Por qué son seguras las tarjetas contactless

Para empezar, las tarjetas contactless cuentan con todas las características de seguridad de cualquiera tarjeta, solo que añaden la tecnología NFC. Si eres cliente de Openbank, cuentas con ventajas adicionales, ya que desde la App Openbank puedes hacer ajustes adicionales con tus tarjetas gracias al Card Control, que permite apagar o encender la tarjeta para determinados entornos de pago o incluso limitar su uso geográfico, en cajeros, en comercio electrónico, etc.

Además de las medidas de seguridad reforzadas, el propio uso de una tarjeta contactless es lo suficientemente seguro en sí mismo, dado que, para que se produzca un cargo en tu tarjeta contactless tienen que darse una serie de circunstancias, como son:

  • En primer lugar, tiene que haber un terminal de punto de venta con tecnología contactless, en el que debe ser tecleado el importe de la compra por el negocio.
  • Y, en segundo lugar, debemos acercar la tarjeta al TPV a una distancia no superior a unos 3 cm. Si la tarjeta se encuentra a una distancia superior, el pago no se efectuará.
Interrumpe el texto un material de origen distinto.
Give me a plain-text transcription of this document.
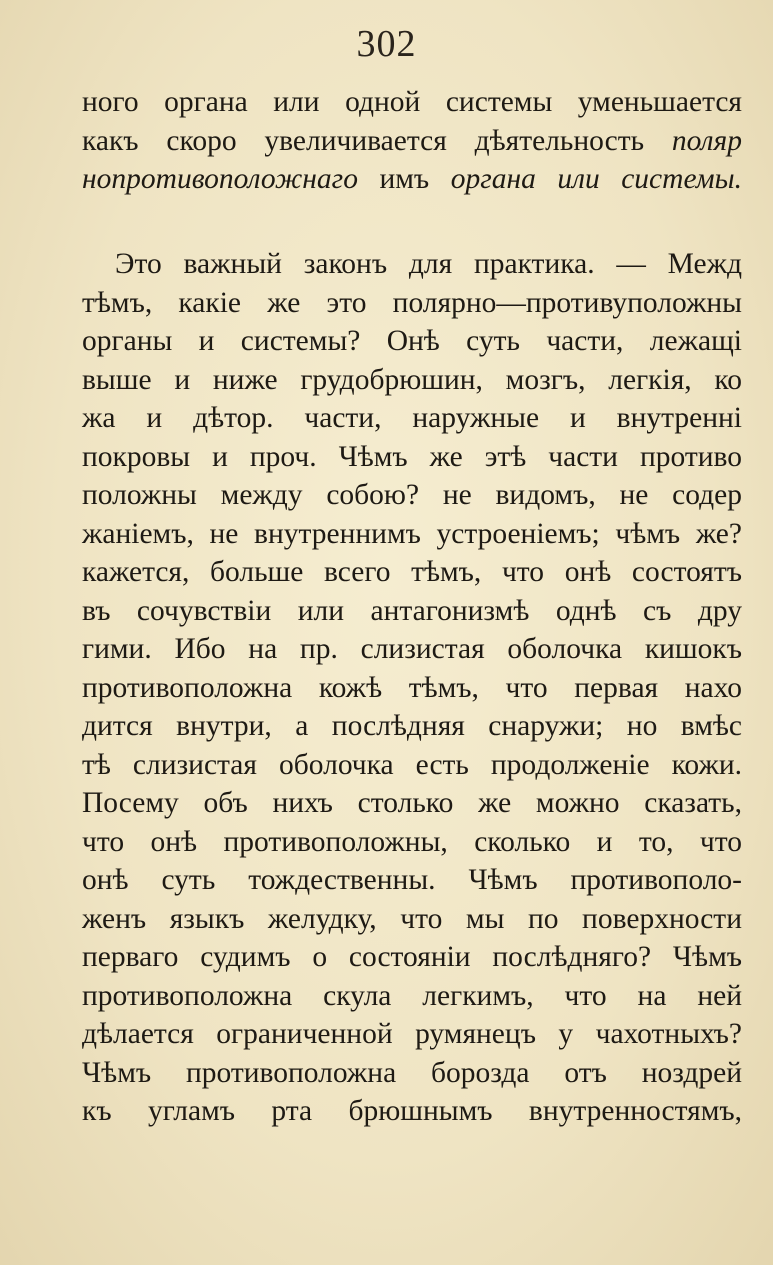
302
ного органа или одной системы уменьшается
какъ скоро увеличивается дѣятельность поляр
нопротивоположнаго имъ органа или системы.
Это важный законъ для практика. — Межд
тѣмъ, какіе же это полярно—противуположны
органы и системы? Онѣ суть части, лежащі
выше и ниже грудобрюшин, мозгъ, легкія, ко
жа и дѣтор. части, наружные и внутренні
покровы и проч. Чѣмъ же этѣ части противо
положны между собою? не видомъ, не содер
жаніемъ, не внутреннимъ устроеніемъ; чѣмъ же?
кажется, больше всего тѣмъ, что онѣ состоятъ
въ сочувствіи или антагонизмѣ однѣ съ дру
гими. Ибо на пр. слизистая оболочка кишокъ
противоположна кожѣ тѣмъ, что первая нахо
дится внутри, а послѣдняя снаружи; но вмѣс
тѣ слизистая оболочка есть продолженіе кожи.
Посему объ нихъ столько же можно сказать,
что онѣ противоположны, сколько и то, что
онѣ суть тождественны. Чѣмъ противополо-
женъ языкъ желудку, что мы по поверхности
перваго судимъ о состояніи послѣдняго? Чѣмъ
противоположна скула легкимъ, что на ней
дѣлается ограниченной румянецъ у чахотныхъ?
Чѣмъ противоположна борозда отъ ноздрей
къ угламъ рта брюшнымъ внутренностямъ,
Es un proceso que físicamente resulta muy complicado replicar con malas intenciones. Hay que tener en cuenta que los pagos solo se hacen a través de TPV verificados y registrados y que la distancia a la que debemos colocar la tarjeta es muy pequeña. Resulta realmente complejo ejecutar un fraude de extracción forzada de una tarjeta que no hemos acercado voluntariamente al dispositivo.

En el fondo, utilizar una tarjeta con contactless no es muy diferente a otro tipo de pagos con tarjeta. Las medidas de seguridad deben ser prácticamente las mismas: no perder de vista la tarjeta en una operación, comprobar el importe que se va a abonar y solicitar ticket, o apagar la tarjeta en nuestra sección de ajustes si no pensamos utilizarla de esta manera.

Ten en cuenta que la tecnología NFC es la misma que puedes utilizar activándola en nuestra app para operar con tu dispositivo móvil. Se trata de la misma fórmula, sólo que en un caso lo que acercamos al TPV es la tarjeta y en el otro caso el móvil. Es un método seguro y confiable para realizar tus pequeños pagos de manera rápida y eficaz.